Trend 5: Private Equity companies will compete with bigger companies through combined scale and data capabilities
Digitizing Portfolio Companies will increase transparency and finally allow PE firms to drive decision making across an entire portfolio rather than at the individual PC level. While preserving the entrepreneurial spirit of the member companies, holistic approaches to sales, procurement, and common corporate systems will enable the concept of what we call strategic shared digital services. For example, at Quantum, we believe we will be able to drive meaningful procurement savings and commodity price realizations by using advanced purchasing, marketing, and hedging strategies. Using common corporate system standards for HR, Finance and HSE (Health, Safety, Environment) will further reduce IT costs while providing uniformity advantages. The shared digital platform powering the strategic services will create a common data platform continuously providing real-time updates across the portfolio.

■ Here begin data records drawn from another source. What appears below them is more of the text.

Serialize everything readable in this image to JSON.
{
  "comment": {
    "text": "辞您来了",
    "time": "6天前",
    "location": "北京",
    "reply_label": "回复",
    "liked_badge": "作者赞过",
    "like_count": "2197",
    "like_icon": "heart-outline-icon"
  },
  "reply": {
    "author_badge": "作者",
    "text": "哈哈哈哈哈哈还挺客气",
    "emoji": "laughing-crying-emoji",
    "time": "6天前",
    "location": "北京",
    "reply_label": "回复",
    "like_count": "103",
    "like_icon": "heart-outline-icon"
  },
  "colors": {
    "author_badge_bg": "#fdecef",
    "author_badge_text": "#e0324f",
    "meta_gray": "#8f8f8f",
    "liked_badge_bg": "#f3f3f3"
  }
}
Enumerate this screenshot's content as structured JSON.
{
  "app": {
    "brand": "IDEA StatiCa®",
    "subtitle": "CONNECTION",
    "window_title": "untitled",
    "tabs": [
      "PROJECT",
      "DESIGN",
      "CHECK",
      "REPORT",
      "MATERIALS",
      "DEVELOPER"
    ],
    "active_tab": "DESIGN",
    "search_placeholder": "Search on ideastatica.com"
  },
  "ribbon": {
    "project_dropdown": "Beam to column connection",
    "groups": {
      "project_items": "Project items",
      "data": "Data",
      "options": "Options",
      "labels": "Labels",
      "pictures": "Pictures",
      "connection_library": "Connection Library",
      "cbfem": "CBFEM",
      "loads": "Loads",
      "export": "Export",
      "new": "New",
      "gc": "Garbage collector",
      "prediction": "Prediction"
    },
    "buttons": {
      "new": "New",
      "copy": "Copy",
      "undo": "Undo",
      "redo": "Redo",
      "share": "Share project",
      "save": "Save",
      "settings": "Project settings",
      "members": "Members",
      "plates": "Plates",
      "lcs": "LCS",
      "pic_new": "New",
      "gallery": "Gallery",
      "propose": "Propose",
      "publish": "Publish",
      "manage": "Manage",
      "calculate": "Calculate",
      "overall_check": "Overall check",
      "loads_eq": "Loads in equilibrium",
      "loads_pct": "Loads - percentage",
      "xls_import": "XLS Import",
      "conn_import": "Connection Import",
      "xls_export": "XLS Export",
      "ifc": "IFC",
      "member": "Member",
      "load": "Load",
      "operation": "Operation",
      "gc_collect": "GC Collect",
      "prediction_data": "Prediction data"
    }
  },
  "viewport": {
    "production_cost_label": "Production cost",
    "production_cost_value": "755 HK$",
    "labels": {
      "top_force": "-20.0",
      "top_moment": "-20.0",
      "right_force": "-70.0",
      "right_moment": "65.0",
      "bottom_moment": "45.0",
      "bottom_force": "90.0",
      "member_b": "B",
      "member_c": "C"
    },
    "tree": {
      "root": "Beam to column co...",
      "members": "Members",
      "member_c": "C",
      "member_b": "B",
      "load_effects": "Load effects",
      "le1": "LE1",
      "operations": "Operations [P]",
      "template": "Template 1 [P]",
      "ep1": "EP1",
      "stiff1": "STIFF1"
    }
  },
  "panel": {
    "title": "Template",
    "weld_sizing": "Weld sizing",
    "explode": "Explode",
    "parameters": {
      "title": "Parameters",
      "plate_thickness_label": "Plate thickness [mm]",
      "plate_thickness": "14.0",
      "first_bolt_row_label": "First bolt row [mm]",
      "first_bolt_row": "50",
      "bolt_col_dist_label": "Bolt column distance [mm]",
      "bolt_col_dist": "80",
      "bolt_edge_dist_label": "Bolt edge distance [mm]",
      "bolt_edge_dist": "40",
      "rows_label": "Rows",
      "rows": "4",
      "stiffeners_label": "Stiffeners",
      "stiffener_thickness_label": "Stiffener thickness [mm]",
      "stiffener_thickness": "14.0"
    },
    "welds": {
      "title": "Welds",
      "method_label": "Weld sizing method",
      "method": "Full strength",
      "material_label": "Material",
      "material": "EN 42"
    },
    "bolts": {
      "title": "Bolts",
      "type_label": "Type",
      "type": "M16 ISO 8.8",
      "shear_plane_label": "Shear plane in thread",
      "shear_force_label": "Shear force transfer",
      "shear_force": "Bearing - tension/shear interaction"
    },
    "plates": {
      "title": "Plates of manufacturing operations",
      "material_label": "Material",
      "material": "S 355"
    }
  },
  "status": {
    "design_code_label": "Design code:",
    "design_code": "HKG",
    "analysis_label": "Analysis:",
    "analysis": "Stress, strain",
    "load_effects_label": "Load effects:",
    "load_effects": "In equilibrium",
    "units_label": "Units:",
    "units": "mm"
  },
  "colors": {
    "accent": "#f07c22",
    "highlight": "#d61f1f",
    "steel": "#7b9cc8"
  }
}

Trend 6: AI enters the Private Equity firm
While Private Equity has been a successful AI investor, the use of AI in the core PE business has been lacking compared to other industries. The introduction of modern, cloud-based AI stacks will soon change this. Analyzing portfolio performance via machine learning and improving capital allocations while optimizing exit strategies is a new frontier for PE firms to break into. While many PE firms are quite good at using their “gut” instinct and tapping their institutional knowledge, machine learning offers quicker, more real-time decision making on underlying patterns harder to detect in larger and more complex firms.
Trend 7: Digitizing the energy transition towards less carbon
Private Equity networks can move much faster than public enterprises. PE leaders have been pushing for a lower carbon footprint while ensuring reliable, affordable energy for the world that generates a radically lower carbon footprint. Private Equity investment mixes are already moving towards cleaner and greener energy alternatives, including natural gas as a bridging fuel, and wind, solar, and battery storage to replace carbon-intensive coal-fired generation. In the Energy industry, digital solutions will empower hydrocarbon extraction to generate less greenhouse gas through avoidance of flaring, improved leak detection, and carbon optimization throughout the operations. In addition, digital solutions such as solar potential calculations, wind prediction, power grid optimization, and maintenance optimization will become standard across PE networks. PE firms have the potential to take on the social responsibility of the climate crisis while generating top returns.
2021 will be an exciting year for Private Equity to accelerate its digital transformation to improve the double bottom line: superior returns for investors and improved ESG outcomes for society.